Cartman’s problem with all this is that he’s been saying these things since 1997. “You all stole my schtick! Clyde!” What has happened in America, and is now happening in Britain, is that views that were once considered so ludicrous and reactionary that they were comic material are now largely the policy of the US government.

How else to explain the weird outpouring of grief from the international far right and some White House Obergruppenführer saying “With God as my witness, we are going to use every resource we have at the Department of Justice, Homeland Security, and throughout this government, to identify, disrupt, dismantle and destroy these networks, and make America safe again for the American people.” Cartman could not have put it better.

Kirk was thrilled by his portrayal. “This is all a win. We as conservatives have thick skin, not thin skin, and you can make fun of us and it doesn’t matter.” The hard fact is that he was right. The episode drew attention to him and briefly enhanced his public profile before his ascent into Valhalla (assuming that is where reactionary Christians go) raised his brand to stratospheric heights.

Eric Cartman shares the fate of many great American pioneers. He would resent the comparison, but he is like all those Black blues musicians who made fortunes for white bands. However, he should take comfort from the fact that he was the outcast prophet whose ideas are now mainstream and remains a master debater.

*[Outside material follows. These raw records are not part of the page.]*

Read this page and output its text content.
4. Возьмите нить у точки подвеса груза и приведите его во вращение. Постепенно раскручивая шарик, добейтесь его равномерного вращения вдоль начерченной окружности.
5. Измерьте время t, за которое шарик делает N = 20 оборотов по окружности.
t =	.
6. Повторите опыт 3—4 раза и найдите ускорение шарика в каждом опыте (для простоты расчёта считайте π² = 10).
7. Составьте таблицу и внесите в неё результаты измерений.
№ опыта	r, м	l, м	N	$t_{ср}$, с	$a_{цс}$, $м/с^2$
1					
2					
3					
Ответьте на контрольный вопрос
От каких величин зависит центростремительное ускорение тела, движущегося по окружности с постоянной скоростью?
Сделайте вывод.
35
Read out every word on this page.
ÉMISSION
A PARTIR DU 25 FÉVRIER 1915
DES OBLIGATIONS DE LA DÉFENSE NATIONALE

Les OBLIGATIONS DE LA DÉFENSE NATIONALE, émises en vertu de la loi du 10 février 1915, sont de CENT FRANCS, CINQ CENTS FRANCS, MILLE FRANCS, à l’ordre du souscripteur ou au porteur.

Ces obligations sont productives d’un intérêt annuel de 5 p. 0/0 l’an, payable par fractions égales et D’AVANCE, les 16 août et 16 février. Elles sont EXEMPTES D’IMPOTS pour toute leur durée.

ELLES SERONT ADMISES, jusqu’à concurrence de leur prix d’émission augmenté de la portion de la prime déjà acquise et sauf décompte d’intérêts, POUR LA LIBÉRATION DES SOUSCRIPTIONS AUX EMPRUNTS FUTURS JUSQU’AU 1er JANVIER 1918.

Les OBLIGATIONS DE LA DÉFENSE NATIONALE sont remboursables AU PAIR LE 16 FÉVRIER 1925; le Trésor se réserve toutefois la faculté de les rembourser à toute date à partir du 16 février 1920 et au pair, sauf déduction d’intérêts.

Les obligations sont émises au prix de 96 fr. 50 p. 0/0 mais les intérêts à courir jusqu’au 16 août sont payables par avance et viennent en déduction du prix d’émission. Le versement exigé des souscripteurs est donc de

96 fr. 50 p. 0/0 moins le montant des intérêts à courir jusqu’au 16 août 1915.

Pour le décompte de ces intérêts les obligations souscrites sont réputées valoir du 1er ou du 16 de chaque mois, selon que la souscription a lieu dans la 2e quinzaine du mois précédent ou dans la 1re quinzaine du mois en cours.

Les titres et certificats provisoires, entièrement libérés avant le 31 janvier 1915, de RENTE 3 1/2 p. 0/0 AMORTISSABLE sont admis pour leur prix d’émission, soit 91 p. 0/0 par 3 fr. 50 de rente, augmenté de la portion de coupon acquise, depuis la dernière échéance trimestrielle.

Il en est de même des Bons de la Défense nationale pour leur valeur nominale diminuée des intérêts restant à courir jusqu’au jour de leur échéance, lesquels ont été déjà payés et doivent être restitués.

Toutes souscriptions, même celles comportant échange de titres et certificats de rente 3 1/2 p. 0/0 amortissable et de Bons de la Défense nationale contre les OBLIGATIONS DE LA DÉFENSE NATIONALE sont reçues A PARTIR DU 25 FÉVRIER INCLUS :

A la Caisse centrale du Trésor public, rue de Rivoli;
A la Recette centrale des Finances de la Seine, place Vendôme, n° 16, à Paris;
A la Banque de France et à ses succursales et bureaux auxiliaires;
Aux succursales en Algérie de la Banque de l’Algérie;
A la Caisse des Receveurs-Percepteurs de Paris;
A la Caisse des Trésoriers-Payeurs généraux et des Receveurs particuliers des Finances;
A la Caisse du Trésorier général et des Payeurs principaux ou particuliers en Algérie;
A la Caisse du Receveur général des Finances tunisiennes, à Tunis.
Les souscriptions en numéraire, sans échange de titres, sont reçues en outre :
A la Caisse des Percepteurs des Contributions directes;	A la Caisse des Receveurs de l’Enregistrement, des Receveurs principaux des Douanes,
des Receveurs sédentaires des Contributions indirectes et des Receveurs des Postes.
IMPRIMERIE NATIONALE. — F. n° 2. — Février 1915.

On a couple of personal notes, I recently declined an invitation to go to a wedding in a southern American state because I was worried about being disappeared into a Louisiana gulag. This piece means I’m not likely to visit the US anytime soon, but that’s no great loss. I have only been there once and the tea was universally awful.

As for Mormons, I can only say that I knew one reasonably well. She quit the church and took up with an even weirder bunch of cultists, the American SWP before ending up as an academic apologist for the IDF. Who knows where Kirk’s alleged killer would have ended up intellectually if he hadn’t been so daft?